I hear his sobs over my head, that unmistakable sound of grief echoing down the open stairwell to where I sit, intentionally sitting cross-armed far away. He has no idea how my chest seizes with his, measured rising and falling in anguish as held-back tears beg for release in the same pool.
In his red-rimmed eyes, saying sorry, so sorry, should make everything better, stitch together rifts seamlessly so they are mended invisible. Isn't that what this forgiveness I strive to teach all about? Casting our sins into a pool of forgetfulness and remembering them no more?
Were it that simple.
After words pierce and actions destroy, the nature of the human heart exposed, the damage doesn't magically disappear . God's forgiveness, my forgiveness--it doesn't mean no consequences. It never has, not for me anyway.
This is the pain of motherhood, disciplining to show love and affection. This is hard, sending this child born of miracle and overflowing prayers to a few hours of solitude when all I want to do is hold him tightly to me, read a few books together, and listen to him spin stories laced with heavy questions.
I move to the unlit hall, shadows falling heavier with the setting sun as adrenaline plummets. My head rests against the wall. Where did I go wrong?
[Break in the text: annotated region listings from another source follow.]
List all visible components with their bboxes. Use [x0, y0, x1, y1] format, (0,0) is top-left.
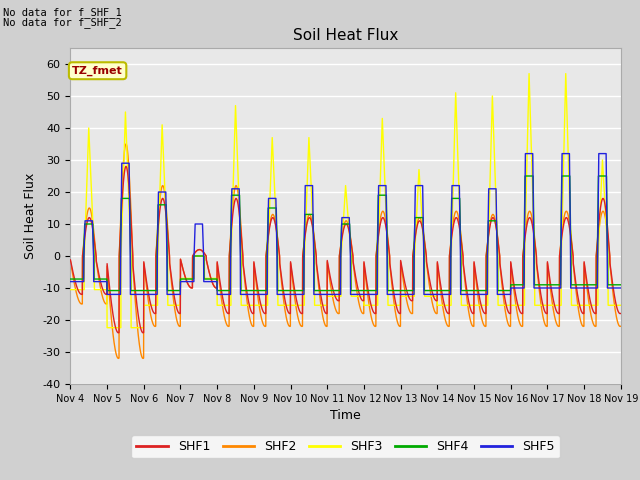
SHF1 [332, 293, 339, 299]
SHF2 [67, 258, 74, 264]
SHF3 [401, 293, 408, 299]
SHF1 [140, 330, 147, 336]
SHF1 [67, 257, 74, 263]
SHF1 [617, 311, 625, 316]
SHF3 [593, 302, 600, 308]
Text: TZ_fmet: TZ_fmet [72, 66, 123, 76]
SHF4 [177, 288, 184, 293]
SHF4 [286, 288, 294, 293]
SHF5 [331, 291, 339, 297]
SHF2 [401, 287, 408, 292]
SHF4 [103, 288, 111, 293]
SHF3 [331, 293, 339, 299]
SHF5 [67, 279, 74, 285]
Text: No data for f_SHF_1: No data for f_SHF_1 [3, 7, 122, 18]
SHF5 [103, 291, 111, 297]
SHF5 [593, 285, 600, 291]
SHF3 [525, 71, 533, 76]
SHF4 [331, 288, 339, 293]
Text: No data for f_SHF_2: No data for f_SHF_2 [3, 17, 122, 28]
SHF3 [103, 325, 111, 331]
SHF5 [250, 291, 257, 297]
SHF4 [250, 288, 257, 293]
SHF2 [250, 324, 257, 329]
Title: Soil Heat Flux: Soil Heat Flux [293, 28, 398, 43]
SHF1 [250, 311, 257, 316]
SHF3 [617, 302, 625, 308]
SHF5 [401, 291, 408, 297]
SHF5 [177, 291, 184, 297]
SHF2 [617, 324, 625, 329]
SHF2 [177, 256, 184, 262]
SHF5 [286, 291, 294, 297]
SHF3 [286, 302, 294, 308]
SHF1 [401, 279, 408, 285]
Legend: SHF1, SHF2, SHF3, SHF4, SHF5: SHF1, SHF2, SHF3, SHF4, SHF5 [131, 435, 560, 458]
SHF5 [522, 151, 529, 156]
SHF4 [521, 173, 529, 179]
SHF1 [593, 253, 600, 259]
SHF2 [286, 324, 294, 329]
X-axis label: Time: Time [330, 409, 361, 422]
Line: SHF4: SHF4 [70, 176, 621, 290]
SHF2 [140, 356, 147, 361]
Y-axis label: Soil Heat Flux: Soil Heat Flux [24, 173, 37, 259]
SHF3 [177, 302, 184, 308]
SHF4 [617, 282, 625, 288]
SHF5 [617, 285, 625, 291]
SHF2 [122, 141, 130, 147]
SHF2 [593, 253, 600, 259]
SHF4 [67, 276, 74, 282]
Line: SHF1: SHF1 [70, 167, 621, 333]
SHF3 [250, 302, 257, 308]
Line: SHF5: SHF5 [70, 154, 621, 294]
SHF1 [286, 311, 294, 316]
Line: SHF2: SHF2 [70, 144, 621, 359]
SHF1 [177, 256, 184, 262]
Line: SHF3: SHF3 [70, 73, 621, 328]
SHF2 [332, 305, 339, 311]
SHF4 [401, 288, 408, 293]
SHF3 [67, 287, 74, 292]
SHF4 [593, 282, 600, 288]
SHF1 [122, 164, 130, 169]
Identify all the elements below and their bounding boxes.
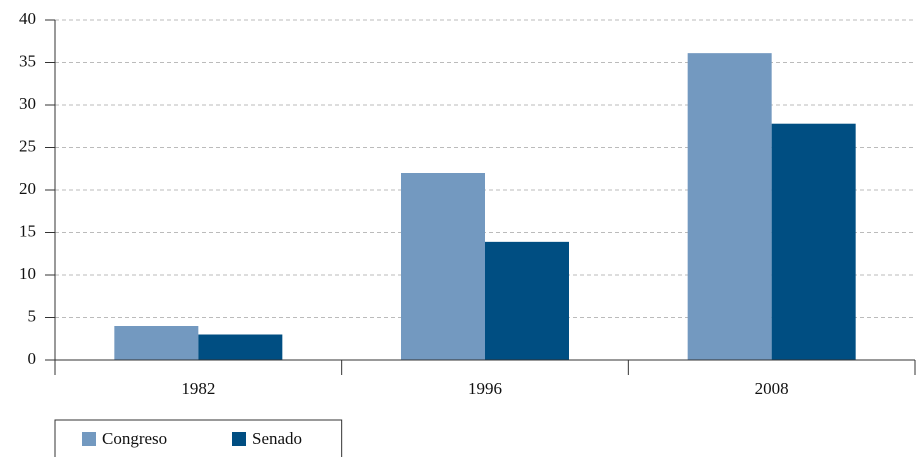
legend-box bbox=[54, 419, 343, 457]
y-tick-label: 30 bbox=[19, 94, 36, 113]
legend-label: Senado bbox=[252, 429, 302, 448]
y-tick-label: 5 bbox=[28, 306, 37, 325]
bar bbox=[771, 123, 856, 360]
legend-label: Congreso bbox=[102, 429, 167, 448]
bar bbox=[198, 334, 283, 360]
bar bbox=[401, 173, 485, 360]
y-tick-label: 20 bbox=[19, 179, 36, 198]
bar bbox=[687, 53, 772, 361]
y-tick-label: 10 bbox=[19, 264, 36, 283]
y-tick-label: 15 bbox=[19, 221, 36, 240]
y-tick-label: 35 bbox=[19, 51, 36, 70]
y-tick-label: 25 bbox=[19, 136, 36, 155]
y-tick-label: 0 bbox=[28, 349, 37, 368]
legend-swatch bbox=[82, 432, 96, 446]
bar bbox=[114, 326, 199, 360]
x-tick-label: 1982 bbox=[181, 379, 215, 398]
x-tick-label: 2008 bbox=[755, 379, 789, 398]
x-tick-label: 1996 bbox=[468, 379, 502, 398]
bar bbox=[485, 241, 569, 360]
y-tick-label: 40 bbox=[19, 9, 36, 28]
legend-swatch bbox=[232, 432, 246, 446]
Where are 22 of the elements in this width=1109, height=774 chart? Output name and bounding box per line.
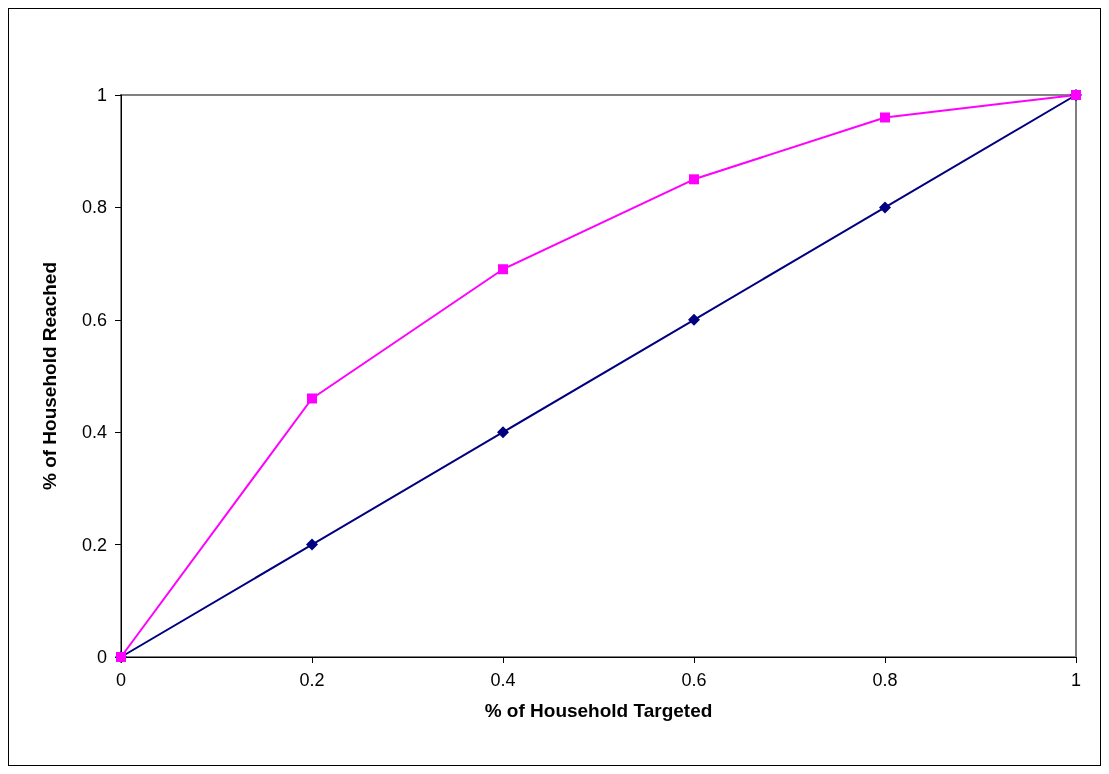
point <box>879 201 891 214</box>
y-tick-label: 1 <box>96 85 107 105</box>
x-tick-label: 0.2 <box>299 670 325 690</box>
x-tick-label: 0.8 <box>872 670 898 690</box>
y-tick-label: 0.4 <box>81 422 107 443</box>
x-tick-label: 0.6 <box>681 670 707 690</box>
y-tick-label: 0 <box>96 647 107 667</box>
y-tick-label: 0.2 <box>81 534 107 555</box>
point <box>306 538 318 551</box>
y-axis-title: % of Household Reached <box>39 261 60 491</box>
x-tick-label: 0.4 <box>490 670 516 690</box>
y-tick-label: 0.8 <box>81 197 107 218</box>
point <box>497 426 509 439</box>
point <box>689 174 699 185</box>
point <box>307 393 317 404</box>
point <box>688 313 700 326</box>
x-tick-label: 0 <box>115 670 127 690</box>
y-tick-label: 0.6 <box>81 309 107 330</box>
x-axis-title: % of Household Targeted <box>484 700 713 721</box>
x-tick-label: 1 <box>1070 670 1082 690</box>
point <box>880 112 890 123</box>
point <box>498 264 508 275</box>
I look up, weary, to husband ushering twins out doors. "I've never seem him like this before. He's never seen anyone act like this either. Where did this come from?" Husband's answer is simple and matter of fact, no finger pointing here. This is every man and woman's willful heart unrestrained, no teaching required.
I silently hope he's getting sick, that maybe this evening's uncharacteristic tantrum is the result of his feeling poorly and not a reflection of his heart, the one I've been striving with my everything to mold from birth to seek after the One who can transform that heart to love, patience, kindness, and compassion.
Knees pressed against prayer closet's red leather kneeler helps lift some of the burden. But Wyatt is only four and a half. This isn't going to get any easier.
By now, he's not crying anymore, sounds of tinkling Legos and footsteps drifting downstairs to tell me he's building, constructing another zoo or too-tall tower in his solitude. Calm.
Were these mere battles of words or flesh, it would be so much easier. Yet, all are really of the spirit.
In these moments, I see just how insufficient I am to mother this soul loaned to me for the training. What was God thinking? I can do only one thing well, and sometimes not even this: seek the One who is and pray.